The Islamic republic hosted talks with leaders of Hamas and Islamic Jihad in June.

At the time, Mr Raisi said that Israel was seeking to normalise ties with more Arab and Muslim countries "to discourage young Palestinians from (seeking to) liberate the occupied territories", according to the Iranian presidency.

Yesterday, hundreds gathered in major cities in Iran, including in Tehran's Palestine Square, carrying the Palestinian flag and pictures of slain General Qasem Soleimani, who was assassinated in a US drone attack in Baghdad in 2020 after overseeing the Revolutionary Guards' foreign operations for more than a decade.

Iranian pro-government supporters gather in Palestine Square in Tehran, holding pictures of the former IRGC member, Qasem Soleimani, and celebrating the Hamas attack on Israel

Large billboards celebrating the "Al-Aqsa Flood" operation were installed in Tehran including one that says "the great liberation operation has begun".

Crowds in some cities set off fireworks and torched Israeli flags while others carrying the Palestinian colours took to the streets while motorists honked their honks in jubilation, according to footage carried by the official IRNA news agency.

Iran does not recognise Israel and has made support for the Palestinian cause a centrepiece of its foreign policy ever since the Islamic Revolution of 1979.

The two governments have engaged in a shadow war for years, with Iran accusing Israel of a series of sabotage attacks and assassinations targeting its nuclear programme.

UN Security Council

US Ambassador Robert Wood speaks to reporters during a press conference before the United Nations Security Council meeting

Numerous members of the UN Security Council denounced Hamas but the United States regretted the lack of unanimity.

At an emergency session, the United States and Israel urged strong condemnation of the Palestinian Islamists, who rule the blockaded Gaza Strip and launched a surprise assault on Saturday.

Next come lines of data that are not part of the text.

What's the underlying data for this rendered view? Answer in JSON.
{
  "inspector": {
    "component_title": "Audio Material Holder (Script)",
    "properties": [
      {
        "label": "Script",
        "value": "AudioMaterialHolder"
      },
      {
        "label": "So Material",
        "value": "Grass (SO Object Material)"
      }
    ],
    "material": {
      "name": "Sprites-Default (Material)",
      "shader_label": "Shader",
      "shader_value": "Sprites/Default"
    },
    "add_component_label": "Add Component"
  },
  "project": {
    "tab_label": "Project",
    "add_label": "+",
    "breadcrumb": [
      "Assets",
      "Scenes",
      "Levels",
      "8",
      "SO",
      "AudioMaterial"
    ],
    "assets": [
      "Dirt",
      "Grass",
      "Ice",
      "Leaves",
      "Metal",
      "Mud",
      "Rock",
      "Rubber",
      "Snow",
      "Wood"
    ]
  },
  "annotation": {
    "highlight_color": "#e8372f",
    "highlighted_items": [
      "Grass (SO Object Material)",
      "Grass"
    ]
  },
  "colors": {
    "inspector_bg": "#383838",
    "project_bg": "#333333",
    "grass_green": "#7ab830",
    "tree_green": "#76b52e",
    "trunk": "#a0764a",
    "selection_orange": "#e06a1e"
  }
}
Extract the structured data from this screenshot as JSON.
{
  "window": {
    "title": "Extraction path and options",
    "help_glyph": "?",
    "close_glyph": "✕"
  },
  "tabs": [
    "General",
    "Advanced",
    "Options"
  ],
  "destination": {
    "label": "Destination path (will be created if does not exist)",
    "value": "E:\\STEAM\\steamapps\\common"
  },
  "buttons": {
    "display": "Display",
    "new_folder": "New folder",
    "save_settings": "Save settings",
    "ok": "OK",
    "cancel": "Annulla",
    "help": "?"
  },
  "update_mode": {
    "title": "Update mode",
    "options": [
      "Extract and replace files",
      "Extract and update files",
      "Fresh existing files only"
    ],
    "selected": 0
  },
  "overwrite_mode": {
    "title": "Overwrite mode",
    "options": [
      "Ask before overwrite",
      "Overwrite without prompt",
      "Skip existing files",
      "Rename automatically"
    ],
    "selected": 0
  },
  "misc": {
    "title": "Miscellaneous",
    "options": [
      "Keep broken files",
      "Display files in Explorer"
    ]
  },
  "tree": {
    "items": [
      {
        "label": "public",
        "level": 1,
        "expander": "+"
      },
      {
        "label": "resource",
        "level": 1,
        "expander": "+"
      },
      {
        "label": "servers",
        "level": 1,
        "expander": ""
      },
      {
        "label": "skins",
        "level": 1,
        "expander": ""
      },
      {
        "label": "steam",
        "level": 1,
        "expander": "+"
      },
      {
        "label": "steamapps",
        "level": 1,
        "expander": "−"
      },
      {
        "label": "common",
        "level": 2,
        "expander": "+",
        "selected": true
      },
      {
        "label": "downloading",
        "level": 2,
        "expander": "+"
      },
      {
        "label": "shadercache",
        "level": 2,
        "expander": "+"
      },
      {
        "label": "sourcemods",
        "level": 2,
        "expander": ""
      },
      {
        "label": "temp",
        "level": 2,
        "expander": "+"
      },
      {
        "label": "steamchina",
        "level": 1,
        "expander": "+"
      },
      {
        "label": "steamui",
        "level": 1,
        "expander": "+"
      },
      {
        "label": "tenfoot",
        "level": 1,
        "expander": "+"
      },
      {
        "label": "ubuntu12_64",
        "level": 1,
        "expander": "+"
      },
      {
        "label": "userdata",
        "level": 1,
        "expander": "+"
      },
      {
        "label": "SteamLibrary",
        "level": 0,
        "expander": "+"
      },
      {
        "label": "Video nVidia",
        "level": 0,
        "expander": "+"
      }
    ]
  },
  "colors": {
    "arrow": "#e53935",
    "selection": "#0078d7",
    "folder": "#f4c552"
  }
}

"There are a good number of countries that condemned the Hamas attacks. They're obviously not all," senior US diplomat Robert Wood told reporters after the closed-door session.

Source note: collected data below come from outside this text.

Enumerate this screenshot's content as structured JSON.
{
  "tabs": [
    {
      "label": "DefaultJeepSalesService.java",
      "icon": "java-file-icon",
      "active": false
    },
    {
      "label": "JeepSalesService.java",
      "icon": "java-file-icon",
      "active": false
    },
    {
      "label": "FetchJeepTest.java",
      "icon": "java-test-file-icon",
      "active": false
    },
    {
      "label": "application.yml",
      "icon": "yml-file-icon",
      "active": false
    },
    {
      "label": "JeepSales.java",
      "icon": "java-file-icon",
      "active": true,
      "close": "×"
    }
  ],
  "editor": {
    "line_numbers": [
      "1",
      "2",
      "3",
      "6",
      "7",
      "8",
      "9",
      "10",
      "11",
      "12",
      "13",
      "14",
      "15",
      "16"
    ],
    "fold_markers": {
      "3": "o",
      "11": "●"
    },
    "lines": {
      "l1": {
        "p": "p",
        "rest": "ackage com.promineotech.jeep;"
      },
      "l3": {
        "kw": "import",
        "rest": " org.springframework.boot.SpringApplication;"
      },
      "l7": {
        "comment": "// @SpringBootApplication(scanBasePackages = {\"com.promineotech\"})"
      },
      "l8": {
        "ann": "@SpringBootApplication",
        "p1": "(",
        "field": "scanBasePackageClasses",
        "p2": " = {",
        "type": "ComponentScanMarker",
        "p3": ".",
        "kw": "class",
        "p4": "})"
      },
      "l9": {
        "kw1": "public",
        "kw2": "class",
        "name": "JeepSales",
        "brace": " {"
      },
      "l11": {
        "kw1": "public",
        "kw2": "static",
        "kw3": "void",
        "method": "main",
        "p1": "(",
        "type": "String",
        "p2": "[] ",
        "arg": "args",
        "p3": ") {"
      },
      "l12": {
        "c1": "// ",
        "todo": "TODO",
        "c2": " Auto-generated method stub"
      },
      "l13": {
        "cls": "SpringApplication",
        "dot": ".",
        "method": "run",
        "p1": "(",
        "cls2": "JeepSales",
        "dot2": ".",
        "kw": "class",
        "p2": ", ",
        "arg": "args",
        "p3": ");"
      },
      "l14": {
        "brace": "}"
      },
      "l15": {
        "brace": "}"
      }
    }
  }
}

"You could probably figure out one of them without me saying anything," said Mr Wood, in a clear allusion to Russia, whose relations with the West have deteriorated sharply since its invasion of Ukraine.

Diplomats said the Security Council did not consider any joint statement, let alone a binding resolution, with members led by Russia hoping for a broader focus than condemning Hamas.

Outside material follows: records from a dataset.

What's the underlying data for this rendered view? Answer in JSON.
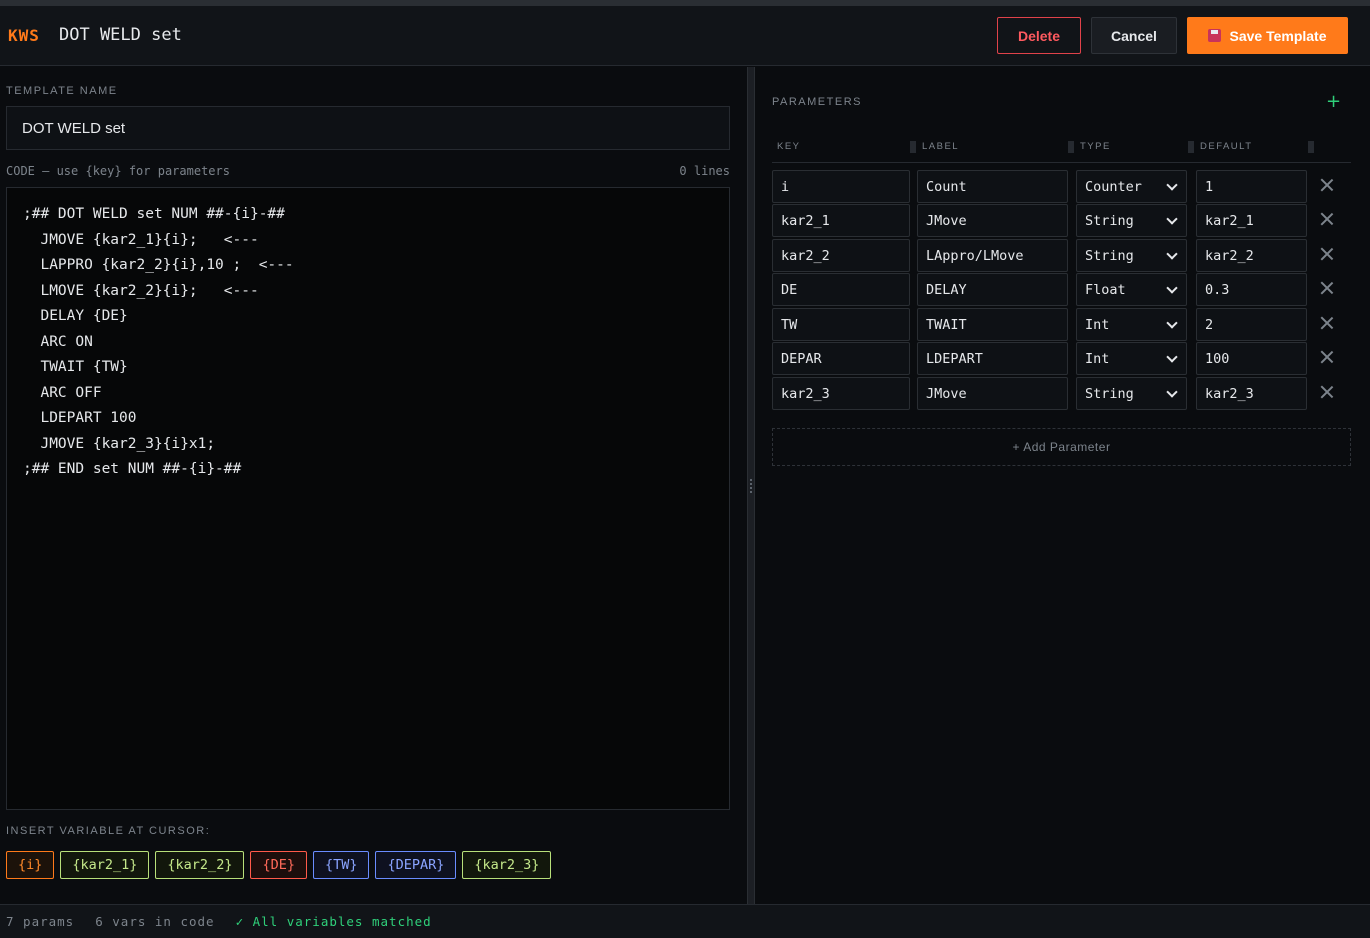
{
  "header": {
    "brand": "KWS",
    "title": "DOT WELD set",
    "delete_label": "Delete",
    "cancel_label": "Cancel",
    "save_label": "Save Template",
    "save_icon": "floppy-disk-icon"
  },
  "editor": {
    "template_name_label": "TEMPLATE NAME",
    "template_name_value": "DOT WELD set",
    "code_label": "CODE — use {key} for parameters",
    "lines_label": "0 lines",
    "code_lines": [
      ";## DOT WELD set NUM ##-{i}-##",
      "  JMOVE {kar2_1}{i};   <---",
      "  LAPPRO {kar2_2}{i},10 ;  <---",
      "  LMOVE {kar2_2}{i};   <---",
      "  DELAY {DE}",
      "  ARC ON",
      "  TWAIT {TW}",
      "  ARC OFF",
      "  LDEPART 100",
      "  JMOVE {kar2_3}{i}x1;",
      ";## END set NUM ##-{i}-##"
    ],
    "insert_label": "INSERT VARIABLE AT CURSOR:",
    "chips": [
      "{i}",
      "{kar2_1}",
      "{kar2_2}",
      "{DE}",
      "{TW}",
      "{DEPAR}",
      "{kar2_3}"
    ]
  },
  "params": {
    "title": "PARAMETERS",
    "add_icon": "plus-icon",
    "columns": [
      "KEY",
      "LABEL",
      "TYPE",
      "DEFAULT"
    ],
    "rows": [
      {
        "key": "i",
        "label": "Count",
        "type": "Counter",
        "default": "1"
      },
      {
        "key": "kar2_1",
        "label": "JMove",
        "type": "String",
        "default": "kar2_1"
      },
      {
        "key": "kar2_2",
        "label": "LAppro/LMove",
        "type": "String",
        "default": "kar2_2"
      },
      {
        "key": "DE",
        "label": "DELAY",
        "type": "Float",
        "default": "0.3"
      },
      {
        "key": "TW",
        "label": "TWAIT",
        "type": "Int",
        "default": "2"
      },
      {
        "key": "DEPAR",
        "label": "LDEPART",
        "type": "Int",
        "default": "100"
      },
      {
        "key": "kar2_3",
        "label": "JMove",
        "type": "String",
        "default": "kar2_3"
      }
    ],
    "add_parameter_label": "+ Add Parameter"
  },
  "status": {
    "params": "7 params",
    "vars": "6 vars in code",
    "match": "✓ All variables matched"
  },
  "colors": {
    "accent": "#ff7a1a",
    "danger": "#ff5a5f",
    "success": "#2fd07a"
  }
}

"My message was to stop the fighting immediately and to go to a ceasefire and to meaningful negotiations, which was told for decades" by the Security Council, said Vassily Nebenzia, the Russian ambassador to the United Nations.

"This is partly the result of unresolved issues," he said.

China, generally Russia's ally at the Security Council, said it would support a joint statement.

"It's abnormal that the Security Council doesn't say anything," Ambassador Zhang Jun said, who earlier promised Chinese support for a condemnation of "all attacks against civilians."

Entering the session, Israel's ambassador, Gilad Erdan, showed graphic pictures of Israeli civilians being taken captive by Hamas.

"These are war crimes - blatant, documented war crimes," Mr Erdan said.

"This unimaginable - unimaginable - atrocity must be condemned," he said of the Security Council.

"Israel must be given steadfast support to defend ourselves - to defend the free world."

The Palestinian ambassador -- who represents the West Bank-centred Palestinian Authority and not rival Hamas - called on the Security Council to focus on ending Israeli occupation.

"Regrettably, history for some media and politicians starts when Israelis are killed," said the envoy, Riyad Mansour.

"This is not a time to let Israel double-down on its terrible choices. This is a time to tell Israel it needs to change course, that there is a path to peace where neither Palestinians nor Israelis are killed."